The expression cassette of pASK-IBA vectors is under transcriptional control of the tetA promoter/operator and repressor. The promoter is induced by a low concentration of anhydrotetracycline (AHT) saving costs and minimizing the antibacterial influence of AHT. Degenkolb et al. (1991) have shown, that AHT binds 35-times tighter than tetracycline to the tet repressor.

TypeIIS Restriction Enzymes

Type II enzymes are one of the 4 (I-IV) types of recognized endonucleases, which cut DNA at a particular recognition site. Type II enzymes cleave within or a short distance from their recognition sites, which comprise usually 4–8 nucleotides in length.

Among them, are the type IIS enzymes, like LguI and Esp3I.

Type IIS restriction enzymes are dimeric enzymes that cleave DNA at a defined distance from their non-palindromic, asymmetric recognition site. This means that the target sequence can only be read in one direction. Thereby the digestion with only one single enzyme can generate two different independent sticky ends with 5’-overhangs allowing directional cloning. In addition, after digestion reaction the recognition sequence is removed completely and therefore the encoded amino acid sequence is not affected by remaining restriction enzyme sites.
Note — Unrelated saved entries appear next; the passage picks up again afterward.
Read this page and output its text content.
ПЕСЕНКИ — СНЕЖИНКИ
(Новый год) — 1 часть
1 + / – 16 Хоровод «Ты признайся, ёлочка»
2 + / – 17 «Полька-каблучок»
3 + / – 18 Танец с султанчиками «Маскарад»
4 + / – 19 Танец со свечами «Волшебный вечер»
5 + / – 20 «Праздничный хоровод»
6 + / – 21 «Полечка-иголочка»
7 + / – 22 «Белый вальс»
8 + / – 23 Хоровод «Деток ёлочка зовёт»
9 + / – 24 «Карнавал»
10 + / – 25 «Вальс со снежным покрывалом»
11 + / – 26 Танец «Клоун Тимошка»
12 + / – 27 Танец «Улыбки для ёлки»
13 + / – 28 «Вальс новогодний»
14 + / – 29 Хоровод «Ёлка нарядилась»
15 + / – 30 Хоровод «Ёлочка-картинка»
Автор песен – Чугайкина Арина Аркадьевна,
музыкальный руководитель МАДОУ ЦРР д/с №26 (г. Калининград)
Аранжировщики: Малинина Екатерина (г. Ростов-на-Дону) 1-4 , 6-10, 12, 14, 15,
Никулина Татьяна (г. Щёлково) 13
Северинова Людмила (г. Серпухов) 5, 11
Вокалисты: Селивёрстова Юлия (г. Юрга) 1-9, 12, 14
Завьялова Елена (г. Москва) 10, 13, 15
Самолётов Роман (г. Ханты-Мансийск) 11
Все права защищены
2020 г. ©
Type IIS enzymes LguI and Esp3I restriction enzymes

The usage of typeIIS restriction enzymes provides important features for cloning:

It allows one tube cloning
Expression of authentic proteins is possible (no additional amino acids)
The cloning will be always in frame with the vector features
Assembly of multiple fragments is possible

References:

1. Pingoud A, Jeltsch A (2001). Structure and function of type II restriction endonucleases. Nucleic Acids Res. 29 (18): 3705–27.

Application example

StarGate comprises vectors for expression in mammalian cells (pCSG-IBA, pESG-IBA, pDSG-IBA), yeast (pYSG-IBA), E. coli (pASG-IBA), and insect cells (pLSG-IBA). As an example, the bacterial protein azurin was cloned into different pASG-IBA vectors and expressed in E. coli. Expression results were analyzed by SDS-PAGE.

The coding sequence of azurin, a 14 kDa bacterial protein, was cloned into 10 different pASG-IBA vectors and expressed in E. coli. Comparable amounts of E. coli cells were harvested 3 hours after induction with anhydrotetracycline. Samples were lysed by boiling for 5 min at 95 °C with gel loading buffer and analyzed by SDS-PAGE. Subsequently, the gel was stained with Coomassie. Periplasmic secretion by means of ompA led in all cases to accumulation of comparable amounts of the protein of interest (lanes 6-10). This could be expected as azurin is also secreted in its authentic host P. aeruginosa. In case of cytosolic expression, however, interesting aspects became obvious, since it was not anticipated that cytosolic expression of azurin is possible at all. Expression was enabled by fusion of an N-terminal affinity tag (lanes 2, 4, and 5), while N-terminal untagged variants did not result in expression (lane 1 and 3). The examples show that initial screening for expression conditions may be worthwhile since different constructs can lead to various results depending on the target protein properties.